The EU's limitation of being able to argue its case only to the government, which includes reformists, has been complicated by the hostility of the conservative establishment to anything it regards as foreign interference in Iran's affairs. The conservative establishment controls the judiciary and security forces, giving it the power to arrest anyone it regards as a foreign agent -- a charge sometimes brought against those who criticize the regime too directly.

Shahram Chubin, a regional expert at the Geneva Center for Security Policy, said the conservative establishment does not believe it has to meet the EU's calls for dialogue in order to have strong trade relations with Europe. He said the establishment also rejects any EU attempts to form a solid front with the U.S. in expressing concerns over Iranian weapons-of-mass-destruction programs or support of terrorist groups. On such subjects, he said, the establishment turns as deaf an ear to the Europeans as the Americans. "The Iranians believe that they can divide the EU and the U.S. They don't see them as a common element. They think that they can open normal relations with the EU without meeting the conditions that the U.S. seeks to impose on them. Whereas the EU is trying really, in a way, to say that we and the United States are as one: We are working for similar, or identical goals. But neither policy, neither the engagement policy nor the containment policy of the U.S., has yielded results," Chubin said.

But if the EU's engagement policy has had a rocky time in Iran, European analysts say that it could still ultimately help to launch the debates in Iran the West wants to see. The EU is seeking to help foster a debate by underlining Western support for reformist elements in the society that want to change the Islamic Republic from within the establishment, including the executive branch and legislature.

Chubin said that until now, the conservative establishment has suppressed debate over Iran's Mideast policy or its nuclear programs because it sees that debate as driven by foreign interests hostile to it. The analyst said that if the debate can be couched in terms of Iran's own national interests, it could interest even some pragmatic conservatives. "Where there is room for debate within Iran -- even among the conservatives -- is: 'Yes, we should support the Palestinians in their desire to create an independent state, but what should the nature of that support be? Can it be a diplomatic support or an economic support? Does it have to be a military support?' So, the debate within Iran, once it gets into details, is very open but the tendency has been to prevent the debate [of an issue] by simply invoking [the issue] as a principle of the [Islamic] Revolution," Chubin said.

Chubin said there also could be a constructive debate over nuclear power if it focused not on weapons of mass destruction but on economic priorities. "Is this nuclear-power program an intelligent use of the country's limited resources? Will it work? Is it safe? What are the alternatives to it? At that level, the debate hasn't started in Iran. It's very much something that intelligent Iranians, and well-meaning Iranians, want to do, but they have not been able to wrest this issue away from the discussion that the U.S. is trying to deny us technology that would make us independent," Chubin said.

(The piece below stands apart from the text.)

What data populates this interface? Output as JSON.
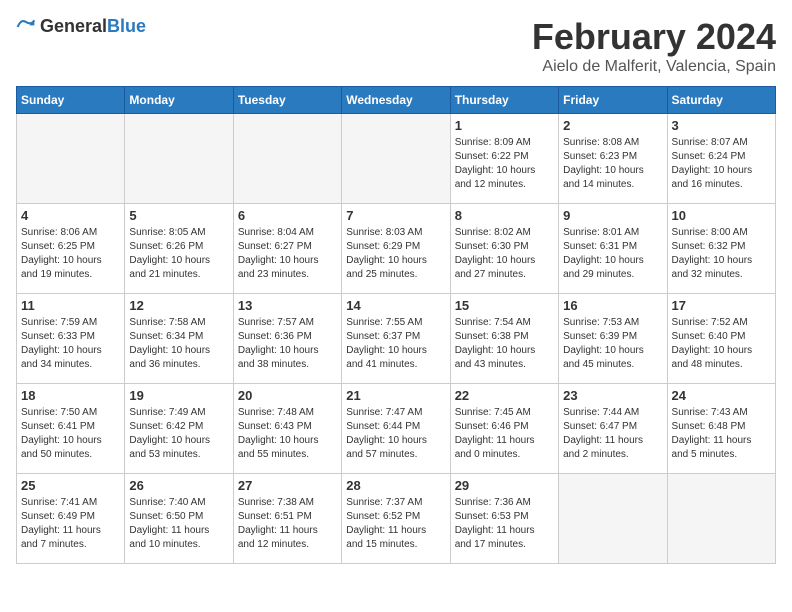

As the EU has urged Iran into what it calls a "constructive dialogue" on social and foreign-policy issues, European leaders have distanced themselves from Washington's declaration early this year that Iran is part of an "axis of evil," and have called for continuing to develop trade ties with Tehran. Since then, tensions between the U.S. and Iran have risen, with Iranian leaders in recent weeks warning Washington not to think of including Iran as a future target in its war on terrorism.